实际上内核开发团队决定开始开发和使用 Git 来作为内核开发的版本控制系统的时候,世界开源社群的反对声音不少,最大的理由是 Git 太艰涩难懂,从 Git 的内部工作机制来说,的确是这样。但是随着开发的深入,Git 的正常使用都由一些友好的脚本命令来执行,使 Git 变得非常好用,即使是用来管理我们自己的开发项目,Git 都是一个友好,有力的工具。现在,越来越多的著名项目采用 Git 来管理项目开发,例如:wine, U-boot 等,详情看 http://www.kernel.org/git
Git架构
commit-tree commit obj +----+ | | | | V V +-----------+ | Object DB | | Backing | | Store | +-----------+ ^ write-tree | | tree obj | | | | read-tree | | tree obj V +-----------+ | Index | | "cache" | +-----------+ update-index ^ blob obj | | | | checkout-index -u | | checkout-index stat | | blob obj V +-----------+ | Working | | Directory | +-----------+
git 使用“三大数据结构”来完成它的工作,当前工作目录、“index file”(index cache) 和 git仓库。 git commit 会将 index file 中的改变写到 git 仓库;git add 会将“当前工作目录”的改变写到“index file”;“commit -a”则会直接将“当前工作目录”的改动同时写到“index file”和“git仓库”。
将 Current working directory 记为 (1), 将 Index file 记为 (2), 将 Git repository 记为 (3), 他们之间的提交层次关系是 (1) -> (2) -> (3) 。git add 完成的是(1) -> (2),git commit 完成的是(2) -> (3),git commit -a 是两者的直接结合。从时间上看,可以认为(1)是最新的代码,(2)比较旧,(3)更旧。

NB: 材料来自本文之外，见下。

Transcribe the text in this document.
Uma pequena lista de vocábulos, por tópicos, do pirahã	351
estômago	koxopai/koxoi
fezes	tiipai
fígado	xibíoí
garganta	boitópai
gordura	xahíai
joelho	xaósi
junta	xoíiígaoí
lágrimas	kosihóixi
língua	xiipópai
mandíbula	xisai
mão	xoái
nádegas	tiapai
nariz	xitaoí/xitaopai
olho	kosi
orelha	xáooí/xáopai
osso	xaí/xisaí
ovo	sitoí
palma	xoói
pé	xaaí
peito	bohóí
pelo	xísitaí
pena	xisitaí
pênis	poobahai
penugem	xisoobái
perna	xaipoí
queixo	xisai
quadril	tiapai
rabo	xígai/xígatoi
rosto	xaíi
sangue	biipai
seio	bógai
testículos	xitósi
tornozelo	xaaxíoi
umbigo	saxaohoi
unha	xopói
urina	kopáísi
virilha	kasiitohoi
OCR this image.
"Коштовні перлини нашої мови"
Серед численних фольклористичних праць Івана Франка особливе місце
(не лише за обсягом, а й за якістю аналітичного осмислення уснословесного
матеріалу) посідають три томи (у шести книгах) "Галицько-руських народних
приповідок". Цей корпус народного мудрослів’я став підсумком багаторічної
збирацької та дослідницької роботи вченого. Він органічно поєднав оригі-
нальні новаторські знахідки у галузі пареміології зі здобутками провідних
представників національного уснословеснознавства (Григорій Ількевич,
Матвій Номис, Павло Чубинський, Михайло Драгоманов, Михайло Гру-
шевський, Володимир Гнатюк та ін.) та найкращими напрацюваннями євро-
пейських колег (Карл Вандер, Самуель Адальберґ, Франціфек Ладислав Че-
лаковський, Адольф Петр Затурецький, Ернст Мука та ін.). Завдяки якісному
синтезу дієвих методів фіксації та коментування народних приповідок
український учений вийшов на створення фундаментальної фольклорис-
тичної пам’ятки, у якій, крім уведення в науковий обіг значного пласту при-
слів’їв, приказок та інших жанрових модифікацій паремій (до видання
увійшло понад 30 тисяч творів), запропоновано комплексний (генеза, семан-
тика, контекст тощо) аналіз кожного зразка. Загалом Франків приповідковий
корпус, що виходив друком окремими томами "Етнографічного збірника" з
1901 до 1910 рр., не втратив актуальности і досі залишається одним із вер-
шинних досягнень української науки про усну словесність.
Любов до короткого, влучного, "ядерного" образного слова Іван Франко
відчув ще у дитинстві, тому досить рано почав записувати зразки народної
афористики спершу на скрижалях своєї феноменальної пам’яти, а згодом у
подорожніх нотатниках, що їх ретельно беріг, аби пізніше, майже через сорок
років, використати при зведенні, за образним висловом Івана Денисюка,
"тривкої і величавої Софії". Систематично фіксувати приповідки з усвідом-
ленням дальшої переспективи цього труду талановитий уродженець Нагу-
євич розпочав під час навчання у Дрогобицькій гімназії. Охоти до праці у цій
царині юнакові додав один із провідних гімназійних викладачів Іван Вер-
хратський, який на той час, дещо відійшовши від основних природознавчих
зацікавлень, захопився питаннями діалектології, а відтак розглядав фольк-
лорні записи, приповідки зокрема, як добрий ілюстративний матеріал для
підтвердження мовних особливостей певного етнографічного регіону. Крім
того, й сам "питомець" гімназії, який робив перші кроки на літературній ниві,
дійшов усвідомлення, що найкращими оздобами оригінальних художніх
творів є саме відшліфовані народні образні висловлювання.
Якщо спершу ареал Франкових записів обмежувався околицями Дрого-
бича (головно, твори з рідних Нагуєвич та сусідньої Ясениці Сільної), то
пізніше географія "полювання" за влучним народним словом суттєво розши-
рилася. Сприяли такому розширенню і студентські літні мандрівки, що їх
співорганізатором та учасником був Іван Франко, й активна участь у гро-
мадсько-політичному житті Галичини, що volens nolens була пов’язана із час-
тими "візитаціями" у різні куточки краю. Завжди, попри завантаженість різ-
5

git diff 得到的是从(2)到(1)的变化。git diff –cached 得到的是从(3)到(2)的变化。 git diff HEAD 得到的是从(3)到(1)的变化。
Git简单用法
转载自 http://roclinux.cn/?p=371 (需要注明作者,文章题名;另外,该段内容属于使用问题,因该移到其他页面。)
独立开发者的最大特点就是他们不需要和其他人来交换补丁,而且只在一个独立的固定的git仓库中工作。
下面这些命令将可以帮助你完成日常工作:
git-show-branch:可以显示你当前所在的分支以及提交记录。
git-log:显示提交日志
git-checkout或者git-branch:用于切换日志
git-add:用于将修改内容加入到index文件中
git-diff和git-status:用于显示开发者所做的修改
git-commit:用于提交当前修改到git仓库。
git-reset和git-checkout:用于撤销某些修改
git-merge:用于合并两个分支
git-rebase:用于维护topic分支(此处我也不太懂,等完成git学习后转过头来会关注此问题)
git-tag:用于标记标签。
1)获得帮助可以使用类似man git-****的命令格式:想获得关于commit命令的帮助,则man git-commit想获得关于pull命令的帮助,则man git-pull想获得关于merge命令的帮助,则man git-merge以此类推
2)任何人在使用git之前,都要提交简单的个人信息,以便git区分不同的提交者身份。
- git config –global user.name “your name”
- git config –global user.email yourname@example.com
3)想新开启一个项目,应该先建立一个目录,例如名为myproject,然后所有的项目开发内容都在此目录下进行。
- cd myproject
- git init
- git add .
- git commit //这个步骤会自动进入编辑状态,要求提交者输入有关本次提交的“开发信息”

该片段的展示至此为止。